Club Penguin fans hacked a Disney Confluence server to steal information about their favorite game but wound up walking away with 2.5 GB of internal corporate data, BleepingComputer has learned.

Club Penguin was a multiplayer online game (MMO) from 2005 to 2018, featuring a virtual world where players could engage in games, activities, and chat with other players. The game was originally created by New Horizon Interactive, which Disney later purchased.

While Club Penguin was officially shut down in 2017, and its successor, Club Penguin Island, in 2018, the game continues to live on in private servers run by fans and independent developers. Though Disney pushed back on a more prominent ‘Club Penguin Rewritten’ remake, causing its operators to be arrested, private servers continue to this day with thousands of players.

This week, an anonymous person uploaded a link to “Internal Club Penguin PDFs” on the 4Chan message board with the simple statement, “I no longer need these :).”

The link goes to a 415 MB archive containing 137 PDFs that contain old internal information about Club Penguin, including emails, design schematics, documentation, and character sheets. All of this data is seven years old, if not older, making it only interesting to fans of the game.

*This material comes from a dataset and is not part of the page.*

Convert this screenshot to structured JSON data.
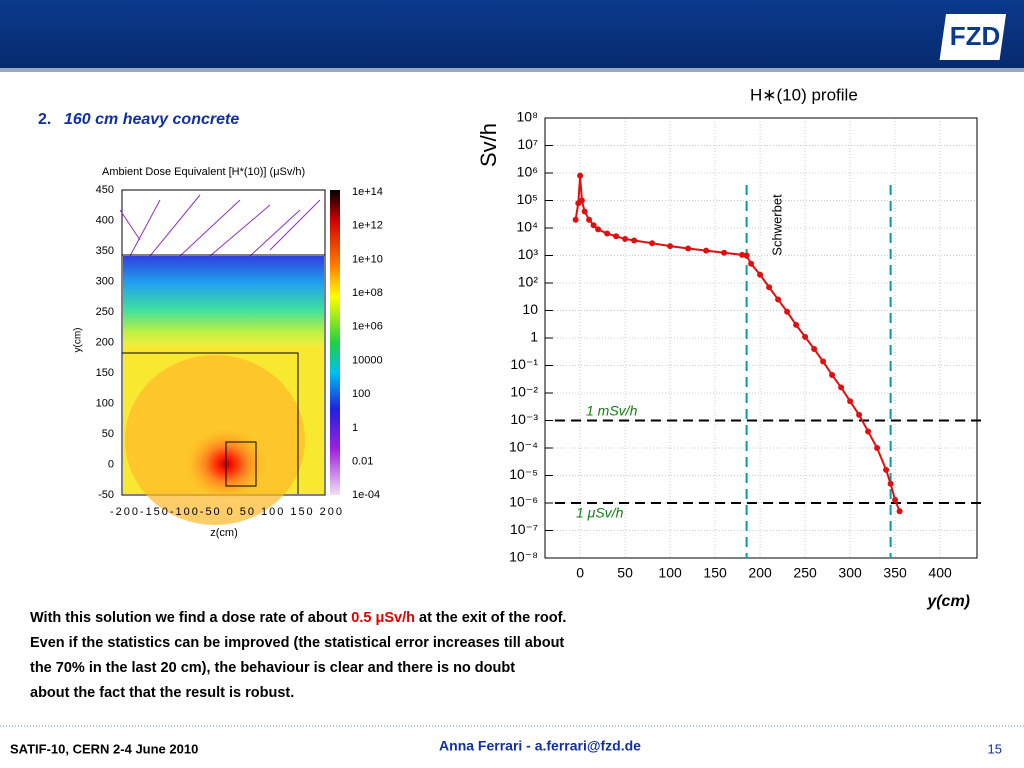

BleepingComputer has since learned that Club Penguin data is only a small part of a much larger data set stolen from Disney’s Confluence server, which stores documentation for various business, software, and IT projects used internally by Disney.

According to an anonymous source, Disney’s Confluence servers were breached using previously exposed credentials.

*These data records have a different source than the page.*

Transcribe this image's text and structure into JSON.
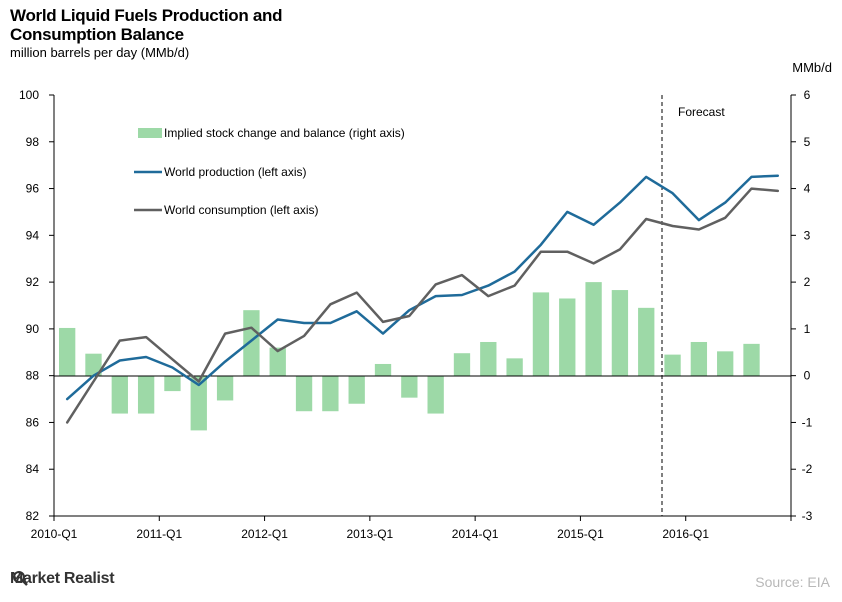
{
  "header": {
    "title": "World Liquid Fuels Production and Consumption Balance",
    "subtitle": "million barrels per day (MMb/d)",
    "right_unit": "MMb/d"
  },
  "footer": {
    "brand": "Market Realist",
    "source": "Source: EIA"
  },
  "colors": {
    "production": "#1f6b9a",
    "consumption": "#606060",
    "stock_bars": "#9dd9a7",
    "forecast_line": "#000000"
  },
  "chart_data": {
    "type": "bar+line",
    "title": "World Liquid Fuels Production and Consumption Balance",
    "subtitle": "million barrels per day (MMb/d)",
    "x": [
      "2010-Q1",
      "2010-Q2",
      "2010-Q3",
      "2010-Q4",
      "2011-Q1",
      "2011-Q2",
      "2011-Q3",
      "2011-Q4",
      "2012-Q1",
      "2012-Q2",
      "2012-Q3",
      "2012-Q4",
      "2013-Q1",
      "2013-Q2",
      "2013-Q3",
      "2013-Q4",
      "2014-Q1",
      "2014-Q2",
      "2014-Q3",
      "2014-Q4",
      "2015-Q1",
      "2015-Q2",
      "2015-Q3",
      "2015-Q4",
      "2016-Q1",
      "2016-Q2",
      "2016-Q3",
      "2016-Q4"
    ],
    "x_tick_labels": [
      "2010-Q1",
      "2011-Q1",
      "2012-Q1",
      "2013-Q1",
      "2014-Q1",
      "2015-Q1",
      "2016-Q1"
    ],
    "left_axis": {
      "ylim": [
        82,
        100
      ],
      "ticks": [
        82,
        84,
        86,
        88,
        90,
        92,
        94,
        96,
        98,
        100
      ]
    },
    "right_axis": {
      "label": "MMb/d",
      "ylim": [
        -3,
        6
      ],
      "ticks": [
        -3,
        -2,
        -1,
        0,
        1,
        2,
        3,
        4,
        5,
        6
      ]
    },
    "series": [
      {
        "name": "Implied stock change and balance (right axis)",
        "type": "bar",
        "axis": "right",
        "values": [
          1.02,
          0.47,
          -0.81,
          -0.81,
          -0.33,
          -1.17,
          -0.53,
          1.4,
          0.6,
          -0.76,
          -0.76,
          -0.6,
          0.25,
          -0.47,
          -0.81,
          0.48,
          0.72,
          0.37,
          1.78,
          1.65,
          2.0,
          1.83,
          1.45,
          0.45,
          0.72,
          0.52,
          0.68,
          0.0
        ]
      },
      {
        "name": "World production (left axis)",
        "type": "line",
        "axis": "left",
        "values": [
          87.0,
          88.0,
          88.65,
          88.8,
          88.35,
          87.6,
          88.6,
          89.5,
          90.4,
          90.25,
          90.25,
          90.75,
          89.8,
          90.8,
          91.4,
          91.45,
          91.85,
          92.45,
          93.6,
          95.0,
          94.45,
          95.4,
          96.5,
          95.8,
          94.65,
          95.4,
          96.5,
          96.55
        ]
      },
      {
        "name": "World consumption (left axis)",
        "type": "line",
        "axis": "left",
        "values": [
          86.0,
          87.75,
          89.5,
          89.65,
          88.7,
          87.75,
          89.8,
          90.05,
          89.05,
          89.7,
          91.05,
          91.55,
          90.3,
          90.55,
          91.9,
          92.3,
          91.4,
          91.85,
          93.3,
          93.3,
          92.8,
          93.4,
          94.7,
          94.4,
          94.25,
          94.75,
          96.0,
          95.9
        ]
      }
    ],
    "annotations": [
      {
        "text": "Forecast",
        "position": "after 2015-Q3"
      }
    ],
    "legend": "top-left",
    "grid": false
  }
}
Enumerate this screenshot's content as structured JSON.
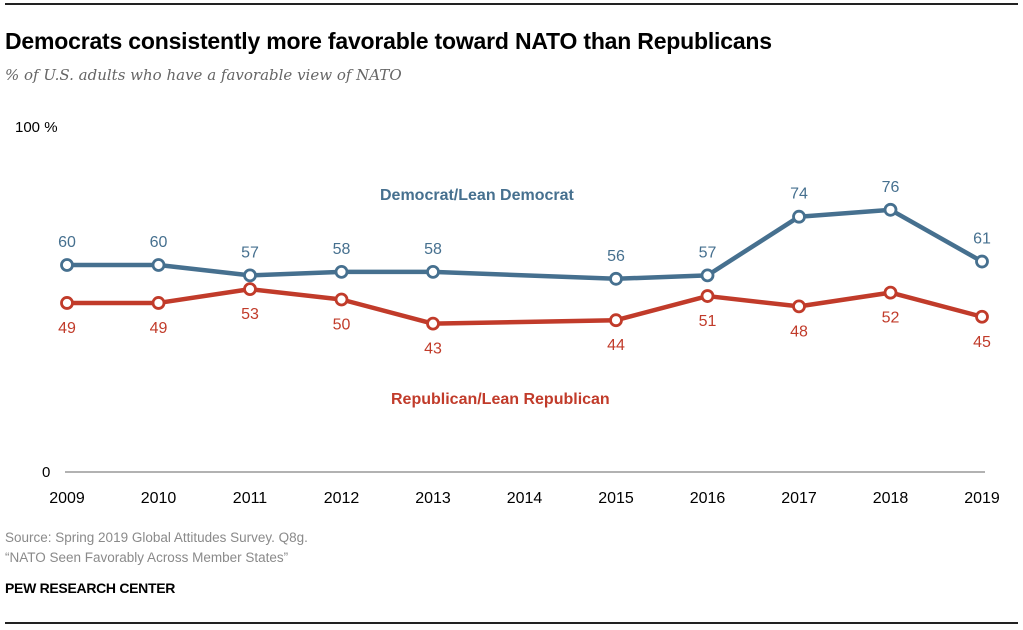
{
  "header": {
    "title": "Democrats consistently more favorable toward NATO than Republicans",
    "subtitle": "% of U.S. adults who have a favorable view of NATO"
  },
  "footer": {
    "source_line1": "Source: Spring 2019 Global Attitudes Survey. Q8g.",
    "source_line2": "“NATO Seen Favorably Across Member States”",
    "brand": "PEW RESEARCH CENTER"
  },
  "chart_data": {
    "type": "line",
    "title": "Democrats consistently more favorable toward NATO than Republicans",
    "subtitle": "% of U.S. adults who have a favorable view of NATO",
    "xlabel": "",
    "ylabel": "",
    "x_ticks": [
      "2009",
      "2010",
      "2011",
      "2012",
      "2013",
      "2014",
      "2015",
      "2016",
      "2017",
      "2018",
      "2019"
    ],
    "y_ticks": [
      {
        "value": 0,
        "label": "0"
      },
      {
        "value": 100,
        "label": "100 %"
      }
    ],
    "ylim": [
      0,
      100
    ],
    "xlim": [
      2009,
      2019
    ],
    "grid": false,
    "legend": "inline labels",
    "series": [
      {
        "name": "Democrat/Lean Democrat",
        "color": "#46708f",
        "x": [
          2009,
          2010,
          2011,
          2012,
          2013,
          2015,
          2016,
          2017,
          2018,
          2019
        ],
        "values": [
          60,
          60,
          57,
          58,
          58,
          56,
          57,
          74,
          76,
          61
        ],
        "label_position": "above"
      },
      {
        "name": "Republican/Lean Republican",
        "color": "#c13b2a",
        "x": [
          2009,
          2010,
          2011,
          2012,
          2013,
          2015,
          2016,
          2017,
          2018,
          2019
        ],
        "values": [
          49,
          49,
          53,
          50,
          43,
          44,
          51,
          48,
          52,
          45
        ],
        "label_position": "below"
      }
    ]
  }
}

The source says that the threat actors were initially looking for Club Penguin data; they wound up downloading 2.5 GB of data about Disney’s corporate strategies, advertising plans, Disney+, internal developer tools, business projects, and internal infrastructure.

“Lot more files here including internal api endpoints and credentials for things like S3 buckets,” an anonymous source told BleepingComputer.

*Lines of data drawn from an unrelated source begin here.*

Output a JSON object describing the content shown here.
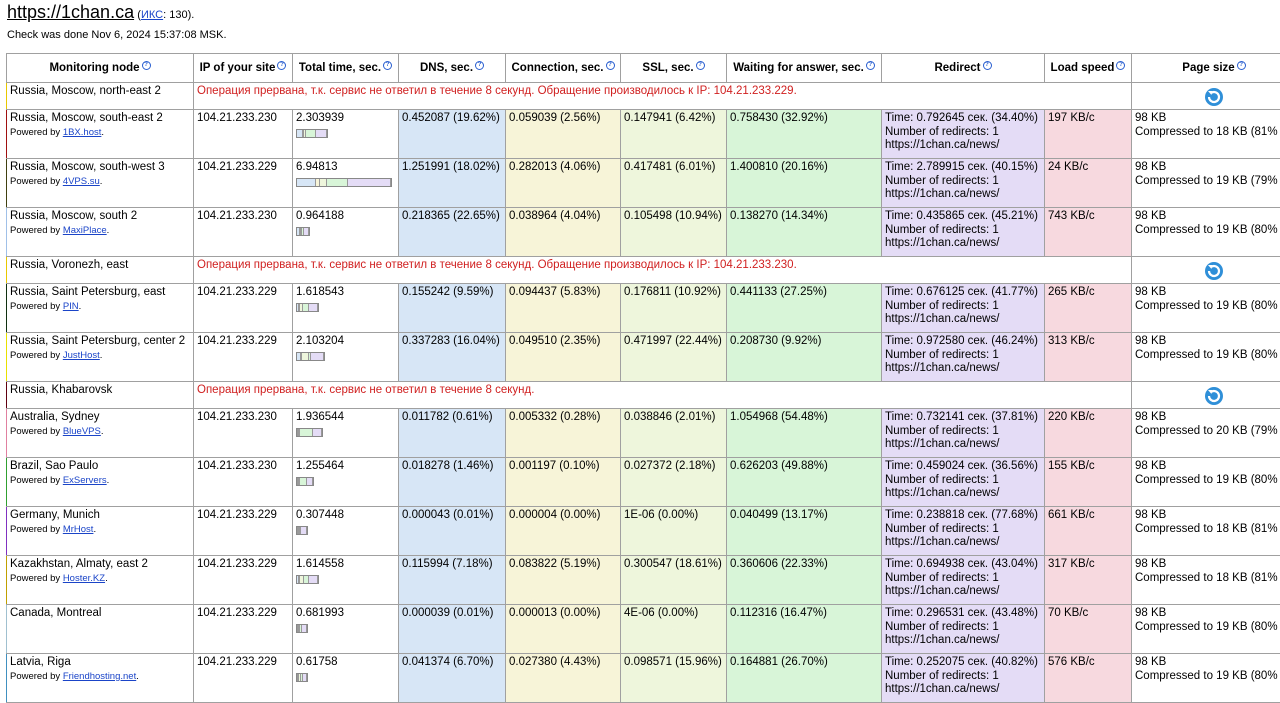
{
  "header": {
    "site": "https://1chan.ca",
    "iks_label": "ИКС",
    "iks_open": "(",
    "iks_value": ": 130).",
    "checked": "Check was done Nov 6, 2024 15:37:08 MSK."
  },
  "columns": [
    "Monitoring node",
    "IP of your site",
    "Total time, sec.",
    "DNS, sec.",
    "Connection, sec.",
    "SSL, sec.",
    "Waiting for answer, sec.",
    "Redirect",
    "Load speed",
    "Page size"
  ],
  "colors": {
    "dns": "#d7e6f6",
    "conn": "#f7f4d8",
    "ssl": "#eef6dc",
    "wait": "#d8f5d8",
    "redir": "#e4dcf6",
    "speed": "#f7d9df",
    "error": "#d02020",
    "link": "#1a44c8"
  },
  "rows": [
    {
      "type": "error",
      "node": "Russia, Moscow, north-east 2",
      "color": "#e8c800",
      "msg": "Операция прервана, т.к. сервис не ответил в течение 8 секунд. Обращение производилось к IP: 104.21.233.229."
    },
    {
      "type": "ok",
      "node": "Russia, Moscow, south-east 2",
      "color": "#a01010",
      "powered": "Powered by ",
      "host": "1BX.host",
      "ip": "104.21.233.230",
      "total": "2.303939",
      "bar": [
        19.62,
        2.56,
        6.42,
        32.92,
        34.4
      ],
      "bar_width": 0.33,
      "dns": "0.452087 (19.62%)",
      "conn": "0.059039 (2.56%)",
      "ssl": "0.147941 (6.42%)",
      "wait": "0.758430 (32.92%)",
      "redir_time": "Time: 0.792645 сек. (34.40%)",
      "redir_num": "Number of redirects: 1",
      "redir_url": "https://1chan.ca/news/",
      "speed": "197 KB/c",
      "size": "98 KB",
      "compressed": "Compressed to 18 KB (81%"
    },
    {
      "type": "ok",
      "node": "Russia, Moscow, south-west 3",
      "color": "#404010",
      "powered": "Powered by ",
      "host": "4VPS.su",
      "ip": "104.21.233.229",
      "total": "6.94813",
      "bar": [
        18.02,
        4.06,
        6.01,
        20.16,
        40.15
      ],
      "bar_width": 0.98,
      "dns": "1.251991 (18.02%)",
      "conn": "0.282013 (4.06%)",
      "ssl": "0.417481 (6.01%)",
      "wait": "1.400810 (20.16%)",
      "redir_time": "Time: 2.789915 сек. (40.15%)",
      "redir_num": "Number of redirects: 1",
      "redir_url": "https://1chan.ca/news/",
      "speed": "24 KB/c",
      "size": "98 KB",
      "compressed": "Compressed to 19 KB (79%"
    },
    {
      "type": "ok",
      "node": "Russia, Moscow, south 2",
      "color": "#a0c0e8",
      "powered": "Powered by ",
      "host": "MaxiPlace",
      "ip": "104.21.233.230",
      "total": "0.964188",
      "bar": [
        22.65,
        4.04,
        10.94,
        14.34,
        45.21
      ],
      "bar_width": 0.14,
      "dns": "0.218365 (22.65%)",
      "conn": "0.038964 (4.04%)",
      "ssl": "0.105498 (10.94%)",
      "wait": "0.138270 (14.34%)",
      "redir_time": "Time: 0.435865 сек. (45.21%)",
      "redir_num": "Number of redirects: 1",
      "redir_url": "https://1chan.ca/news/",
      "speed": "743 KB/c",
      "size": "98 KB",
      "compressed": "Compressed to 19 KB (80%"
    },
    {
      "type": "error",
      "node": "Russia, Voronezh, east",
      "color": "#e8c800",
      "msg": "Операция прервана, т.к. сервис не ответил в течение 8 секунд. Обращение производилось к IP: 104.21.233.230."
    },
    {
      "type": "ok",
      "node": "Russia, Saint Petersburg, east",
      "color": "#103010",
      "powered": "Powered by ",
      "host": "PIN",
      "ip": "104.21.233.229",
      "total": "1.618543",
      "bar": [
        9.59,
        5.83,
        10.92,
        27.25,
        41.77
      ],
      "bar_width": 0.23,
      "dns": "0.155242 (9.59%)",
      "conn": "0.094437 (5.83%)",
      "ssl": "0.176811 (10.92%)",
      "wait": "0.441133 (27.25%)",
      "redir_time": "Time: 0.676125 сек. (41.77%)",
      "redir_num": "Number of redirects: 1",
      "redir_url": "https://1chan.ca/news/",
      "speed": "265 KB/c",
      "size": "98 KB",
      "compressed": "Compressed to 19 KB (80%"
    },
    {
      "type": "ok",
      "node": "Russia, Saint Petersburg, center 2",
      "color": "#e8e000",
      "powered": "Powered by ",
      "host": "JustHost",
      "ip": "104.21.233.229",
      "total": "2.103204",
      "bar": [
        16.04,
        2.35,
        22.44,
        9.92,
        46.24
      ],
      "bar_width": 0.3,
      "dns": "0.337283 (16.04%)",
      "conn": "0.049510 (2.35%)",
      "ssl": "0.471997 (22.44%)",
      "wait": "0.208730 (9.92%)",
      "redir_time": "Time: 0.972580 сек. (46.24%)",
      "redir_num": "Number of redirects: 1",
      "redir_url": "https://1chan.ca/news/",
      "speed": "313 KB/c",
      "size": "98 KB",
      "compressed": "Compressed to 19 KB (80%"
    },
    {
      "type": "error",
      "node": "Russia, Khabarovsk",
      "color": "#600010",
      "msg": "Операция прервана, т.к. сервис не ответил в течение 8 секунд."
    },
    {
      "type": "ok",
      "node": "Australia, Sydney",
      "color": "#e080a0",
      "powered": "Powered by ",
      "host": "BlueVPS",
      "ip": "104.21.233.230",
      "total": "1.936544",
      "bar": [
        0.61,
        0.28,
        2.01,
        54.48,
        37.81
      ],
      "bar_width": 0.28,
      "dns": "0.011782 (0.61%)",
      "conn": "0.005332 (0.28%)",
      "ssl": "0.038846 (2.01%)",
      "wait": "1.054968 (54.48%)",
      "redir_time": "Time: 0.732141 сек. (37.81%)",
      "redir_num": "Number of redirects: 1",
      "redir_url": "https://1chan.ca/news/",
      "speed": "220 KB/c",
      "size": "98 KB",
      "compressed": "Compressed to 20 KB (79%"
    },
    {
      "type": "ok",
      "node": "Brazil, Sao Paulo",
      "color": "#30a030",
      "powered": "Powered by ",
      "host": "ExServers",
      "ip": "104.21.233.230",
      "total": "1.255464",
      "bar": [
        1.46,
        0.1,
        2.18,
        49.88,
        36.56
      ],
      "bar_width": 0.18,
      "dns": "0.018278 (1.46%)",
      "conn": "0.001197 (0.10%)",
      "ssl": "0.027372 (2.18%)",
      "wait": "0.626203 (49.88%)",
      "redir_time": "Time: 0.459024 сек. (36.56%)",
      "redir_num": "Number of redirects: 1",
      "redir_url": "https://1chan.ca/news/",
      "speed": "155 KB/c",
      "size": "98 KB",
      "compressed": "Compressed to 19 KB (80%"
    },
    {
      "type": "ok",
      "node": "Germany, Munich",
      "color": "#8030c0",
      "powered": "Powered by ",
      "host": "MrHost",
      "ip": "104.21.233.229",
      "total": "0.307448",
      "bar": [
        0.01,
        0.0,
        0.0,
        13.17,
        77.68
      ],
      "bar_width": 0.05,
      "dns": "0.000043 (0.01%)",
      "conn": "0.000004 (0.00%)",
      "ssl": "1E-06 (0.00%)",
      "wait": "0.040499 (13.17%)",
      "redir_time": "Time: 0.238818 сек. (77.68%)",
      "redir_num": "Number of redirects: 1",
      "redir_url": "https://1chan.ca/news/",
      "speed": "661 KB/c",
      "size": "98 KB",
      "compressed": "Compressed to 18 KB (81%"
    },
    {
      "type": "ok",
      "node": "Kazakhstan, Almaty, east 2",
      "color": "#c0a000",
      "powered": "Powered by ",
      "host": "Hoster.KZ",
      "ip": "104.21.233.229",
      "total": "1.614558",
      "bar": [
        7.18,
        5.19,
        18.61,
        22.33,
        43.04
      ],
      "bar_width": 0.23,
      "dns": "0.115994 (7.18%)",
      "conn": "0.083822 (5.19%)",
      "ssl": "0.300547 (18.61%)",
      "wait": "0.360606 (22.33%)",
      "redir_time": "Time: 0.694938 сек. (43.04%)",
      "redir_num": "Number of redirects: 1",
      "redir_url": "https://1chan.ca/news/",
      "speed": "317 KB/c",
      "size": "98 KB",
      "compressed": "Compressed to 18 KB (81%"
    },
    {
      "type": "ok",
      "node": "Canada, Montreal",
      "color": "#a0c0d0",
      "ip": "104.21.233.229",
      "total": "0.681993",
      "bar": [
        0.01,
        0.0,
        0.0,
        16.47,
        43.48
      ],
      "bar_width": 0.1,
      "dns": "0.000039 (0.01%)",
      "conn": "0.000013 (0.00%)",
      "ssl": "4E-06 (0.00%)",
      "wait": "0.112316 (16.47%)",
      "redir_time": "Time: 0.296531 сек. (43.48%)",
      "redir_num": "Number of redirects: 1",
      "redir_url": "https://1chan.ca/news/",
      "speed": "70 KB/c",
      "size": "98 KB",
      "compressed": "Compressed to 19 KB (80%"
    },
    {
      "type": "ok",
      "node": "Latvia, Riga",
      "color": "#4090c0",
      "powered": "Powered by ",
      "host": "Friendhosting.net",
      "ip": "104.21.233.229",
      "total": "0.61758",
      "bar": [
        6.7,
        4.43,
        15.96,
        26.7,
        40.82
      ],
      "bar_width": 0.09,
      "dns": "0.041374 (6.70%)",
      "conn": "0.027380 (4.43%)",
      "ssl": "0.098571 (15.96%)",
      "wait": "0.164881 (26.70%)",
      "redir_time": "Time: 0.252075 сек. (40.82%)",
      "redir_num": "Number of redirects: 1",
      "redir_url": "https://1chan.ca/news/",
      "speed": "576 KB/c",
      "size": "98 KB",
      "compressed": "Compressed to 19 KB (80%"
    }
  ]
}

The data, seen by BleepingComputer, includes documentation on a wide variety of initiatives and projects, as well as information on internal developer tools named Helios and Communicore, which have not previously been disclosed publicly.

CommuniCore is a “high-performance asynchronous messaging library, aimed at use in distributed applications.”

Helios is a show authoring and playback tool that allows Disney producers and authors to create interactive non-linear “experiences” using real world inputs from sensors in Disney’s parks.

Strewn across the documents are links to internal websites used by Disney developers, which could be valuable for threat actors who wish to target the company.

While the Club Penguin data is fairly old, the rest of the data circulating on Discord is far newer, with information from 2024.

BleepingComputer was told that the original Club Penguin PDFs shared on 4Chan were stolen weeks ago. However, the Disney corporate data appears to have been downloaded much sooner, as they contain the following text, “Document generated by Confluence on Jun 01, 2024 21:59.”

BleepingComputer contacted Disney multiple times with information and questions about the breach but has yet to receive a reply.